France and Europe went to war in 1792. The French hoped to expand their revolution across the continent. President Washington proclaimed neutrality. However, the British and French ignored American intentions and raided neutral shipping. The U.S. negotiated a treaty with the British, which angered the French. France believed America should join the fight against monarchism. In response, France increased its predations and President Adams sent a delegation to negotiate with the revolutionaries. The French demanded a bribe just to talk and the Americans refused.

As a result of French arrogance, President Adams began to strengthen America’s military. He recruited a large army, increased ship building, and heightened shoreline defenses. The opposition complained that Adams was manufacturing a crisis and accused him of warmongering. They demanded the diplomatic dispatches from France. Adams released the papers, which concealed the French agents’ names. They were known as W, X, Y, and Z. The incident became the XYZ Affair and the documents proved French duplicity. The Democratic-Republicans looked foolish and had been outmaneuvered by Adams.

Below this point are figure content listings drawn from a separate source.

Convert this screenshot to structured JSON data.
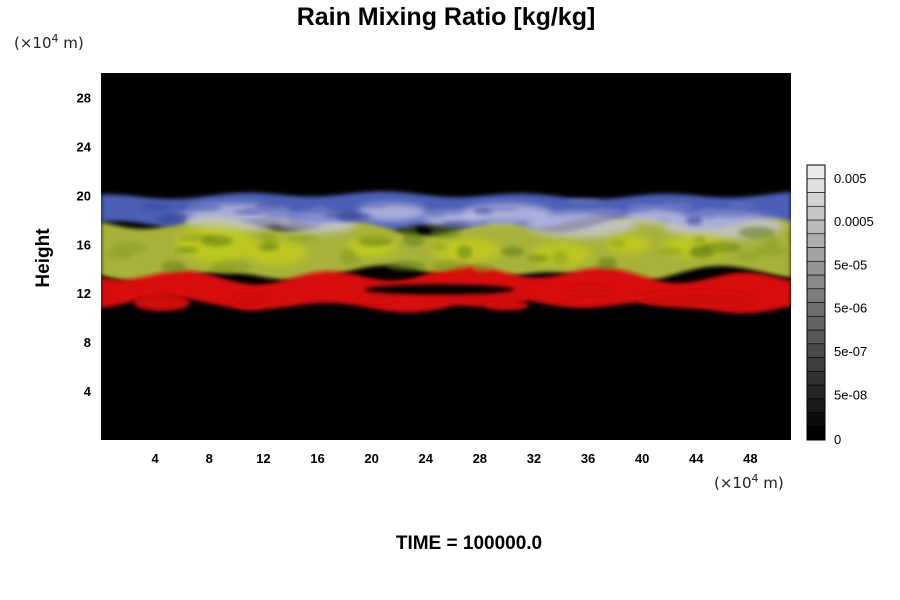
{
  "chart_data": {
    "type": "heatmap",
    "title": "Rain Mixing Ratio [kg/kg]",
    "ylabel": "Height",
    "x_unit_prefix": "(×10",
    "x_unit_exp": "4",
    "x_unit_suffix": " m)",
    "y_unit_prefix": "(×10",
    "y_unit_exp": "4",
    "y_unit_suffix": " m)",
    "xlim": [
      0,
      51
    ],
    "ylim": [
      0,
      30
    ],
    "x_ticks": [
      4,
      8,
      12,
      16,
      20,
      24,
      28,
      32,
      36,
      40,
      44,
      48
    ],
    "y_ticks": [
      4,
      8,
      12,
      16,
      20,
      24,
      28
    ],
    "bands": [
      {
        "color": "#4b5fb5",
        "y_range": [
          17.5,
          20
        ]
      },
      {
        "color": "#a8b23a",
        "y_range": [
          13.5,
          17.5
        ]
      },
      {
        "color": "#d81010",
        "y_range": [
          11,
          13.5
        ]
      }
    ],
    "colorbar": {
      "labels": [
        "0.005",
        "0.0005",
        "5e-05",
        "5e-06",
        "5e-07",
        "5e-08",
        "0"
      ],
      "levels": 20
    },
    "footer": "TIME = 100000.0"
  }
}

In addition to the international crisis and Democratic bumbling, the economy remained strong under Adams. Federalist policies had set the United States on firm economic footing. By the midterm elections, manufacturing and trade boomed. However, France threatened the trade with their illegalities on the high seas. As a result, the economy proved vulnerable to European predations.

The voters rallied to the president at the polls. The House of Representatives remained in Federalist hands. The majority garnered nearly 57% of the vote in house elections. They added three seats to increase their advantage to 60-46 over the Democratic-Republicans. The minority performed well in the Middle States where they gained six seats. They also gained a Maryland district. However, the Federalist offset those losses with 9 gains in the south and one in Massachusetts.

The Federalists gained one senate seat to go along with the house pickups. Voters did not elect senators directly. Instead, state legislatures voted for the senate. As a result, the legislatures were less apt to be persuaded by passions or fads. The Federalist majority entering the sixth congress was 22-9 with one vacancy. The vacancy was later filled by a Democratic-Republican in a special election held in December 1799.

The Democratic-Republicans gave voters no reason to vote against the Federalists. In fact, they looked dimwitted compared to President Adams. The French violated American honor and grew aggressive against the young republic. Adams simply moved to counter the threat. The opposition party looked weak and anti-American in their protestations. On top of this, Federalist policies helped economic growth. In the end, Adams won a clear victory.